So The Hobbit: An Unexpected Journey is nearly upon us, excited? Well it’s a long-awaited return to Middle-earth for a start. The original trilogy was spectacular – some might say it was this generation’s Star Wars. Peter Jackson is back at the helm and, where possible, the original cast have returned. Even the new cast members look fantastic, what could go wrong?
Well it’s a prequel and the mention of Star Wars above is no accident, we will not be alone in remembering the excitement followed by crushing disappointment of The Phantom Menace back in 1999. The original creator was at the helm and it was more Star Wars, what could go wrong? The faults with that film are well documented but how about this for an argument; it wasn’t all Lucas’s fault. The problems experienced were simply endemic when making prequels. The film was so desperate to have things tie in with the classic trilogy that everything else fell by the wayside. Free of these constraints and Lucas could have written any story he wanted. Would the film have been any better, well no one knows but it would have had a fighting chance. Another problem is that everyone knew how it ended before it even began. Whilst there are some good scenes and the finales of each film aren’t too bad, the tension just isn’t there. The audience knew Anakin’s story arc before the trailer was even released and, let’s be honest, where is the appeal in that?
It’s not just Star Wars, think of the disappointment experienced when viewing Prometheus. Once again everything was in place for the film to be great, but it wasn’t. The first half of the film was fantastic but the problems started when Ridley Scott tried to tie everything in with the existing Alien universe. At this point things just stopped making sense. What was the black goo? Why did the tentacle creature implant Shaw with an alien – from what we have learned about the xenomorphs from the other films this in itself doesn’t make sense. The list of questions raised within the film doesn’t end there. Just consider if Prometheus had been a standalone project and how much more effort could have gone into the story if it hadn’t been awkwardly shackled to the Alien films.

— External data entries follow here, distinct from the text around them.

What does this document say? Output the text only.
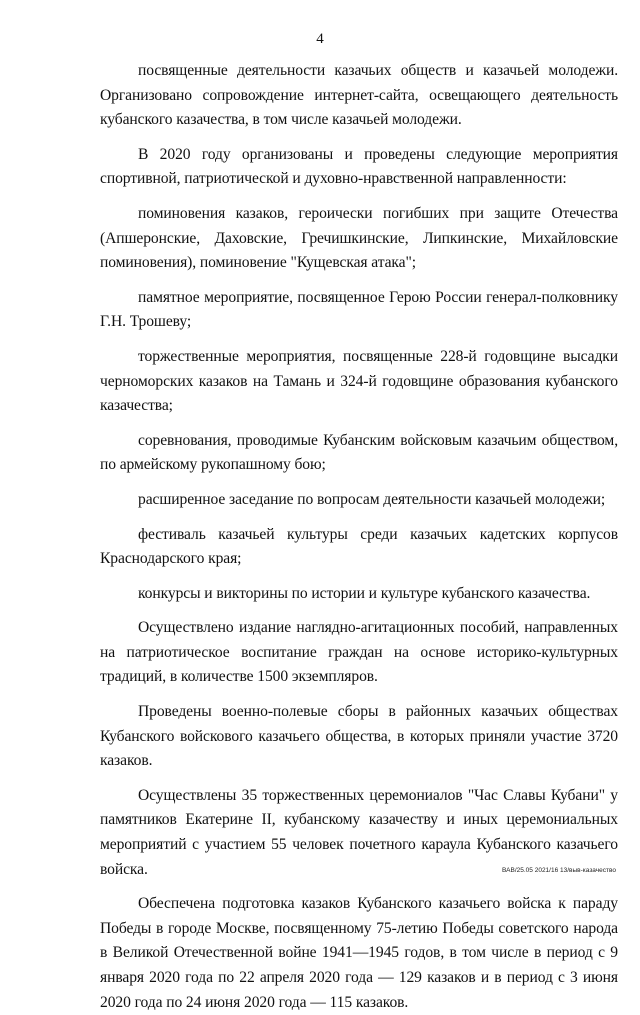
4

посвященные деятельности казачьих обществ и казачьей молодежи. Организовано сопровождение интернет-сайта, освещающего деятельность кубанского казачества, в том числе казачьей молодежи.

В 2020 году организованы и проведены следующие мероприятия спортивной, патриотической и духовно-нравственной направленности:

поминовения казаков, героически погибших при защите Отечества (Апшеронские, Даховские, Гречишкинские, Липкинские, Михайловские поминовения), поминовение "Кущевская атака";

памятное мероприятие, посвященное Герою России генерал-полковнику Г.Н. Трошеву;

торжественные мероприятия, посвященные 228-й годовщине высадки черноморских казаков на Тамань и 324-й годовщине образования кубанского казачества;

соревнования, проводимые Кубанским войсковым казачьим обществом, по армейскому рукопашному бою;

расширенное заседание по вопросам деятельности казачьей молодежи;

фестиваль казачьей культуры среди казачьих кадетских корпусов Краснодарского края;

конкурсы и викторины по истории и культуре кубанского казачества.

Осуществлено издание наглядно-агитационных пособий, направленных на патриотическое воспитание граждан на основе историко-культурных традиций, в количестве 1500 экземпляров.

Проведены военно-полевые сборы в районных казачьих обществах Кубанского войскового казачьего общества, в которых приняли участие 3720 казаков.

Осуществлены 35 торжественных церемониалов "Час Славы Кубани" у памятников Екатерине II, кубанскому казачеству и иных церемониальных мероприятий с участием 55 человек почетного караула Кубанского казачьего войска.

Обеспечена подготовка казаков Кубанского казачьего войска к параду Победы в городе Москве, посвященному 75-летию Победы советского народа в Великой Отечественной войне 1941—1945 годов, в том числе в период с 9 января 2020 года по 22 апреля 2020 года — 129 казаков и в период с 3 июня 2020 года по 24 июня 2020 года — 115 казаков.

ВАВ/25.05 2021/16 13/выв-казачество
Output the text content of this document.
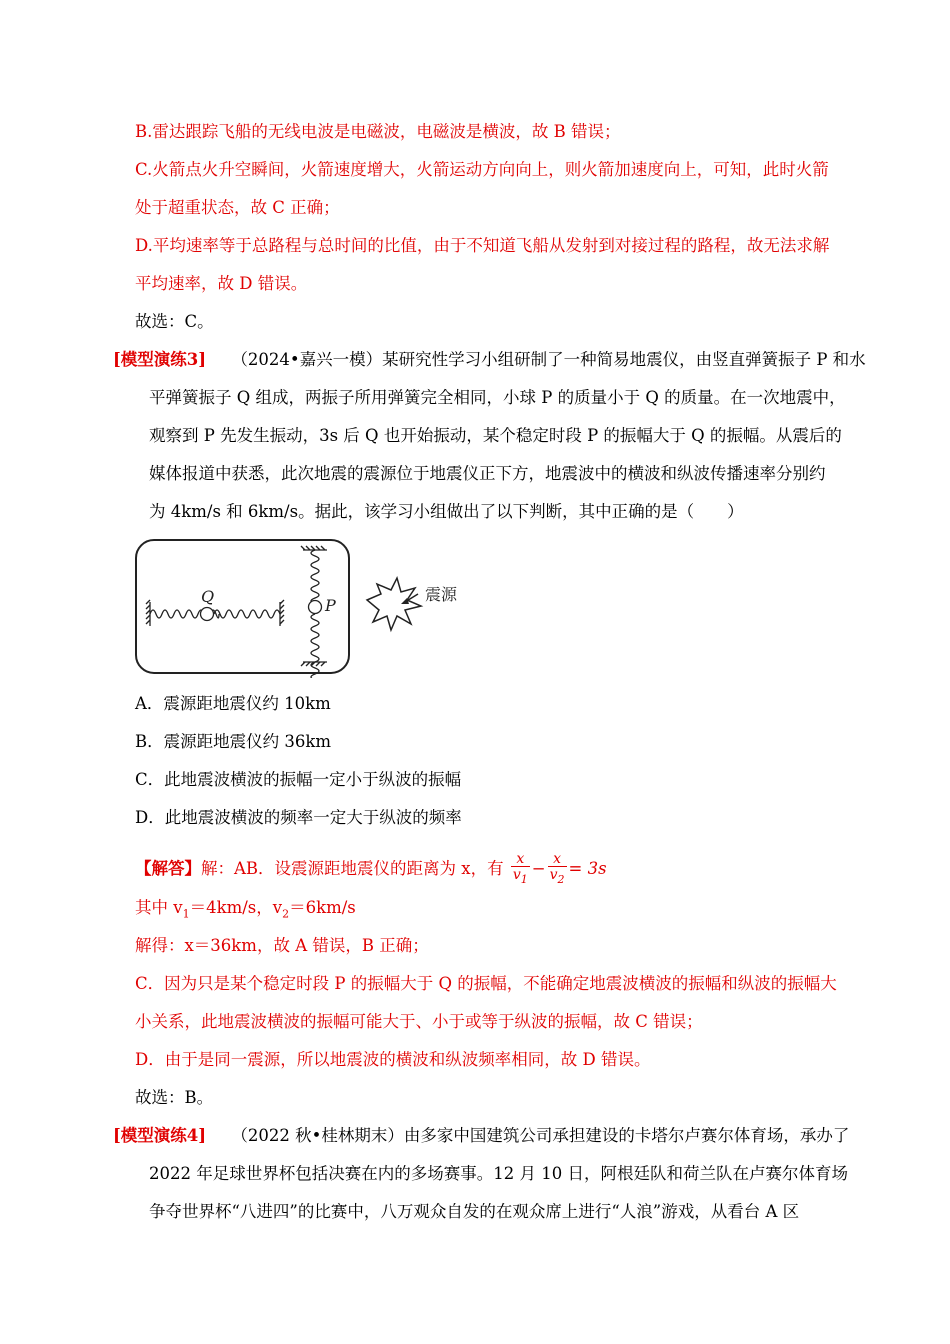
B.雷达跟踪飞船的无线电波是电磁波，电磁波是横波，故 B 错误；
C.火箭点火升空瞬间，火箭速度增大，火箭运动方向向上，则火箭加速度向上，可知，此时火箭
处于超重状态，故 C 正确；
D.平均速率等于总路程与总时间的比值，由于不知道飞船从发射到对接过程的路程，故无法求解
平均速率，故 D 错误。
故选：C。
[模型演练3] （2024•嘉兴一模）某研究性学习小组研制了一种简易地震仪，由竖直弹簧振子 P 和水
平弹簧振子 Q 组成，两振子所用弹簧完全相同，小球 P 的质量小于 Q 的质量。在一次地震中，
观察到 P 先发生振动，3s 后 Q 也开始振动，某个稳定时段 P 的振幅大于 Q 的振幅。从震后的
媒体报道中获悉，此次地震的震源位于地震仪正下方，地震波中的横波和纵波传播速率分别约
为 4km/s 和 6km/s。据此，该学习小组做出了以下判断，其中正确的是（　　）
Q	P
震源
A．震源距地震仪约 10km
B．震源距地震仪约 36km
C．此地震波横波的振幅一定小于纵波的振幅
D．此地震波横波的频率一定大于纵波的频率
【解答】解：AB．设震源距地震仪的距离为 x，有 $\frac{x}{v_1} - \frac{x}{v_2} = 3s$
其中 $v_1=4km/s$，$v_2=6km/s$
解得：x＝36km，故 A 错误，B 正确；
C．因为只是某个稳定时段 P 的振幅大于 Q 的振幅，不能确定地震波横波的振幅和纵波的振幅大
小关系，此地震波横波的振幅可能大于、小于或等于纵波的振幅，故 C 错误；
D．由于是同一震源，所以地震波的横波和纵波频率相同，故 D 错误。
故选：B。
[模型演练4] （2022 秋•桂林期末）由多家中国建筑公司承担建设的卡塔尔卢赛尔体育场，承办了
2022 年足球世界杯包括决赛在内的多场赛事。12 月 10 日，阿根廷队和荷兰队在卢赛尔体育场
争夺世界杯“八进四”的比赛中，八万观众自发的在观众席上进行“人浪”游戏，从看台 A 区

Now, back to The Hobbit: An Unexpected Journey. It’s a great book and a fantastic story already exists in J. R. R Tolkien’s book. So, unlike other prequels an engaging story already exists. However, consider that The Hobbit is only one book, not a trilogy, so why do we have three films heading our way? Aside from the obvious financial benefit to the studio, Jackson appears to want to link the stories more closely together, bridging the gap between The Hobbit and The Fellowship of the Ring. Fundamentally this could be prove interesting, but let’s hope he doesn’t expend too much time and energy desperately trying to tie everything to the original trilogy and remembers to focus on a making damn good films in their own right.
Prequels in themselves can prove interesting to fans. There is an appeal to seeing on the big screen what has previously only existed in people’s imaginations. Film-makers just need to remember the inherent limitations they bring with them and make sure that their film works on its own merit as well as part of a bigger story… see you in the queue for The Hobbit!